The Geneva Bible Translation Notes, [1599], at sacred-texts.com
(a) Who reigned after Nadab the son of Jeroboam.
(b) He fortified it with walls and ditches: it was a city in Benjamin near Gibeon.
[There is] a league between me and thee, as [there was] between my father and thy father: behold, I have sent thee silver and gold; go, (c) break thy league with Baasha king of Israel, that he may depart from me.
(c) He thought to repulse his adversary by an unlawful means, that is, by seeking help from infidels, as they who seek the help of Turks, thinking by it to make themselves stronger.
Then Asa was wroth with the seer, and put him in a prison house; for [he was] (d) in a rage with him because of this [thing]. And Asa oppressed [some] of the people the same time.
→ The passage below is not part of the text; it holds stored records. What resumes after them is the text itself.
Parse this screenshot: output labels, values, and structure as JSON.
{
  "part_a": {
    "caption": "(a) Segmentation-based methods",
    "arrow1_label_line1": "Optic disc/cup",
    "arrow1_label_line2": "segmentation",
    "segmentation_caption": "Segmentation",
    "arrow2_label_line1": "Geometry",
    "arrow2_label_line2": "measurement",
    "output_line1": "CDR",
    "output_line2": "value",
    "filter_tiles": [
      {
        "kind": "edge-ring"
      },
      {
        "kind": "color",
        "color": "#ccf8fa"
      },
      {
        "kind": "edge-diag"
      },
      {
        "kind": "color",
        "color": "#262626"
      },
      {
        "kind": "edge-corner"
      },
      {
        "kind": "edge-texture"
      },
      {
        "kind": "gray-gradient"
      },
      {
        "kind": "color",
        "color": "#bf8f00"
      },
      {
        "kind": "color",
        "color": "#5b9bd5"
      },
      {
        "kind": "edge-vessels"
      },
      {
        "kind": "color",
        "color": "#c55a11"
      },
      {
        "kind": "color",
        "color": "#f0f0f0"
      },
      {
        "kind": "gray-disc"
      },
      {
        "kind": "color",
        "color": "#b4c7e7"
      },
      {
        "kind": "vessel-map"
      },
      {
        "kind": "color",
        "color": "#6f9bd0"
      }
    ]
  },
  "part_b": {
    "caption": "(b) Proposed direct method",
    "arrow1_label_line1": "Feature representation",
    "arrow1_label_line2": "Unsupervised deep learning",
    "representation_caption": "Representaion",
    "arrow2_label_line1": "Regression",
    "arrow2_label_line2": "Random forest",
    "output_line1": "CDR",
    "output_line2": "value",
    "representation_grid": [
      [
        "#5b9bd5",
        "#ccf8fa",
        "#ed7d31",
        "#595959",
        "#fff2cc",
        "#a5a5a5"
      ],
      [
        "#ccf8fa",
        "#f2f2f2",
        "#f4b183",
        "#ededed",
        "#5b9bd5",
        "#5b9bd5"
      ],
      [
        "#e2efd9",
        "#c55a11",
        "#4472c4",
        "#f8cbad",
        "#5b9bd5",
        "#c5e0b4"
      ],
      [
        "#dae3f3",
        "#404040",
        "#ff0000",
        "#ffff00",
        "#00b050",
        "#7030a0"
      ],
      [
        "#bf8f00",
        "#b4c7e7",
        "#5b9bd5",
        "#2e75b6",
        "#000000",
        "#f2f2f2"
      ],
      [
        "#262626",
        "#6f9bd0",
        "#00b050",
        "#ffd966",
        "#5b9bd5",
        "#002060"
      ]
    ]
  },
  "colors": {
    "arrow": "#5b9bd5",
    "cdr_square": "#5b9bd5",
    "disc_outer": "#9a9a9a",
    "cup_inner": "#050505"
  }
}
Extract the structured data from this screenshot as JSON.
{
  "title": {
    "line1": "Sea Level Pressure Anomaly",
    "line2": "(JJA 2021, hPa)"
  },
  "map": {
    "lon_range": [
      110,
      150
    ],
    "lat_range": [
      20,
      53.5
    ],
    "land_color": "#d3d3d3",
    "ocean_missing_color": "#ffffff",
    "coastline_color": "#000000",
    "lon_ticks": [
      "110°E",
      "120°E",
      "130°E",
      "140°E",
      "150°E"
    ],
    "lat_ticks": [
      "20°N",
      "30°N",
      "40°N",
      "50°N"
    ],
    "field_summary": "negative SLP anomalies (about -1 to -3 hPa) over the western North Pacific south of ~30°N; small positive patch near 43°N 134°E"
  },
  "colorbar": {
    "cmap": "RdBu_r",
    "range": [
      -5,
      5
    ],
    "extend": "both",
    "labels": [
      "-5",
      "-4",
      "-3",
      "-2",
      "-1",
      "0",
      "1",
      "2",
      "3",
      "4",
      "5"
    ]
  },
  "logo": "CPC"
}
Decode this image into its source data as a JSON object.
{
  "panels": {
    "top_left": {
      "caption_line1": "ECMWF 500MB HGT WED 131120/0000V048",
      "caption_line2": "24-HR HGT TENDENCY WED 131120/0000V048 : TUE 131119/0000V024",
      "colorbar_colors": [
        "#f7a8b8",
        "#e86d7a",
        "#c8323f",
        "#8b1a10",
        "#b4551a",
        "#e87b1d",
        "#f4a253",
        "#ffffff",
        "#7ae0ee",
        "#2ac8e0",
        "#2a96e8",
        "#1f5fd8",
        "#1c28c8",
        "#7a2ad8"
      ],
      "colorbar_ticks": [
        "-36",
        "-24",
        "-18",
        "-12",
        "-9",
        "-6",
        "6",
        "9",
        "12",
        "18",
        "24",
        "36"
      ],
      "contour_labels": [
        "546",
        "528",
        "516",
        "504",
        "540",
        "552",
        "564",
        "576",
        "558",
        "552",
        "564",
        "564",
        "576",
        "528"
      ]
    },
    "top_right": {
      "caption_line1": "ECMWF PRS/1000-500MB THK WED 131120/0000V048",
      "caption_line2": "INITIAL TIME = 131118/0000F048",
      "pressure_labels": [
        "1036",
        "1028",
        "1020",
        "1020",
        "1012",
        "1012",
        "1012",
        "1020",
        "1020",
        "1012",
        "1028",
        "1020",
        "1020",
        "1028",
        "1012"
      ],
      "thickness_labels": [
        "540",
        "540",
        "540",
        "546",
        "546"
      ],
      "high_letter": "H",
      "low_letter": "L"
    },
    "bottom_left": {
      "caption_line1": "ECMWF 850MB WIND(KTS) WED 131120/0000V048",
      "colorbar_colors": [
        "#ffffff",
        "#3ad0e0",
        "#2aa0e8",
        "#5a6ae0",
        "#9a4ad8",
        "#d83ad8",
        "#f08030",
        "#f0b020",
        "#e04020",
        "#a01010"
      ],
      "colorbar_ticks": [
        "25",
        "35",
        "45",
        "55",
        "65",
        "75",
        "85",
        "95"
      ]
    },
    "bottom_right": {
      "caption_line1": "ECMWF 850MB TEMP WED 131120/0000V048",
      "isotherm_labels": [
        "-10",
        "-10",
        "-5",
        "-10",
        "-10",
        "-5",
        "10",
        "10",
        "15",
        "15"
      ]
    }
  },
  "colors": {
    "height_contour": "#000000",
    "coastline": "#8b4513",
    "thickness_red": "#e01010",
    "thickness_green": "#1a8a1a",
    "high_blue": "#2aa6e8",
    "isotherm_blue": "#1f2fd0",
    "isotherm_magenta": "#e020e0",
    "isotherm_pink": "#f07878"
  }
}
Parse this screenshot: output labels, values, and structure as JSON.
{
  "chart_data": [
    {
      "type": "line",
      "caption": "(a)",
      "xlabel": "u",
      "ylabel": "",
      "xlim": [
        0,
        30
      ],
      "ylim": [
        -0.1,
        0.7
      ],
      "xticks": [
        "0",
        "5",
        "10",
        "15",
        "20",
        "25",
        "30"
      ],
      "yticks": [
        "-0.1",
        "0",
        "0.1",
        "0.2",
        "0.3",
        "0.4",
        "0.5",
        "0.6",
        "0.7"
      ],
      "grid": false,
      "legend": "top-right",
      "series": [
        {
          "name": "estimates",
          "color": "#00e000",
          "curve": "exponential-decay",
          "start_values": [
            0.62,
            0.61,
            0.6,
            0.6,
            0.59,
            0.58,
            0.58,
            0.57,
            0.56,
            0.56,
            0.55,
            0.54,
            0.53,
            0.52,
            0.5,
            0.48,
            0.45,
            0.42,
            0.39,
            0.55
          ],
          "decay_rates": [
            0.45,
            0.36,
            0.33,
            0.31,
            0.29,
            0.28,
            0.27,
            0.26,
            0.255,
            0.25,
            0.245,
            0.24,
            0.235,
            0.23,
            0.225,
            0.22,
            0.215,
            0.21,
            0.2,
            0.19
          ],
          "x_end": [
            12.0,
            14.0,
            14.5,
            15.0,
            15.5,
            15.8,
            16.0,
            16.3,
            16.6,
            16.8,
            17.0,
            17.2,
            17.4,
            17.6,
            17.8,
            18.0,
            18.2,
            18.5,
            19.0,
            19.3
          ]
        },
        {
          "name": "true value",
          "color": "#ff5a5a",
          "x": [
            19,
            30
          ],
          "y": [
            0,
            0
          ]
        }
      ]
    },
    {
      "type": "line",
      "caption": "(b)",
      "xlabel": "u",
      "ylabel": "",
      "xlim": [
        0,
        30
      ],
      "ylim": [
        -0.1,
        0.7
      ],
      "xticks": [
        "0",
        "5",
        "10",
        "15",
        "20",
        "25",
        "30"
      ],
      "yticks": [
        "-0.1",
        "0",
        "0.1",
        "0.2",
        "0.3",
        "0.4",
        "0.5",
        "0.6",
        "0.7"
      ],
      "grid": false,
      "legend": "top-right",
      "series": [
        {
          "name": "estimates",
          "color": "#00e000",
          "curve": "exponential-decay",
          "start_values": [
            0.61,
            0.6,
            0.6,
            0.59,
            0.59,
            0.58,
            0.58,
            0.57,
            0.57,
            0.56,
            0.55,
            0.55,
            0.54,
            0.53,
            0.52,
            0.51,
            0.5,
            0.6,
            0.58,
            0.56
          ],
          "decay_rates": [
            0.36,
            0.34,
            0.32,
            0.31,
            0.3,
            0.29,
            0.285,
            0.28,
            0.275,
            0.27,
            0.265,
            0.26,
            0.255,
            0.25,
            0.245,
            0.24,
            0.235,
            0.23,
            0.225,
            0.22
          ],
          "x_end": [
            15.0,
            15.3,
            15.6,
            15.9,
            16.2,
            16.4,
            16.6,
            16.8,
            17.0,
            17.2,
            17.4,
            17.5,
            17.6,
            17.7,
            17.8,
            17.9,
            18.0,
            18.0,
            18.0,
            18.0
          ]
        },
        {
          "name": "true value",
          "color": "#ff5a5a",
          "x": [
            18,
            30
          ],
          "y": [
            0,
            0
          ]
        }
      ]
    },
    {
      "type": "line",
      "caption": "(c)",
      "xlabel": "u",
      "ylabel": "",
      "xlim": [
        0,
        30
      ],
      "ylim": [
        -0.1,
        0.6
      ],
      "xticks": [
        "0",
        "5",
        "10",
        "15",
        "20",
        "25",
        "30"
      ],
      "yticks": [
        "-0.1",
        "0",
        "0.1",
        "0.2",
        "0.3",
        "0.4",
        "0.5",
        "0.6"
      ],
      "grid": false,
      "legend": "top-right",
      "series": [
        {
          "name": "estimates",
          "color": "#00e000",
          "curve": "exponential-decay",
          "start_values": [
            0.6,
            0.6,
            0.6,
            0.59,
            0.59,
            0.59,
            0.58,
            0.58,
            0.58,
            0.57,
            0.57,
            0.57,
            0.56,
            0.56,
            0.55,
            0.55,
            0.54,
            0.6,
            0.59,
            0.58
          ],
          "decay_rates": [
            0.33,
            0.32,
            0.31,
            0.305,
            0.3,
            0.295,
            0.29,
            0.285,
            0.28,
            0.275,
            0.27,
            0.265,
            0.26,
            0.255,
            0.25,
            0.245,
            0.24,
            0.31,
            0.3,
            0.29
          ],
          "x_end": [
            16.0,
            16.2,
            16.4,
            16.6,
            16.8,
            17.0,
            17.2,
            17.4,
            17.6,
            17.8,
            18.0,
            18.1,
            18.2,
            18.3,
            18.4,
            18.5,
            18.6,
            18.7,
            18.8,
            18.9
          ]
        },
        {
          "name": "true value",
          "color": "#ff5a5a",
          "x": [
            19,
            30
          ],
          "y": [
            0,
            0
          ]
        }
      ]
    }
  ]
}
(d) Thus instead of turning to God in repentance, he disdained the admonition of the prophet, and punished him, as the wicked do when they are told of their faults.
And Asa in the thirty and ninth year of his reign was diseased in his feet, until his disease [was] (e) exceeding [great]: yet in his disease he sought not to the LORD, but to the (f) physicians.
(e) God plagued his rebellion and by this declared that it is nothing to begin well, unless we continue to the end, that is, zealous of God's glory and put our whole trust in him.
(f) He shows that it is useless to seek the physicians unless we first seek God to purge our sins, which are the chief cause of all our diseases, and later use the help of the physicians as a means by which God works.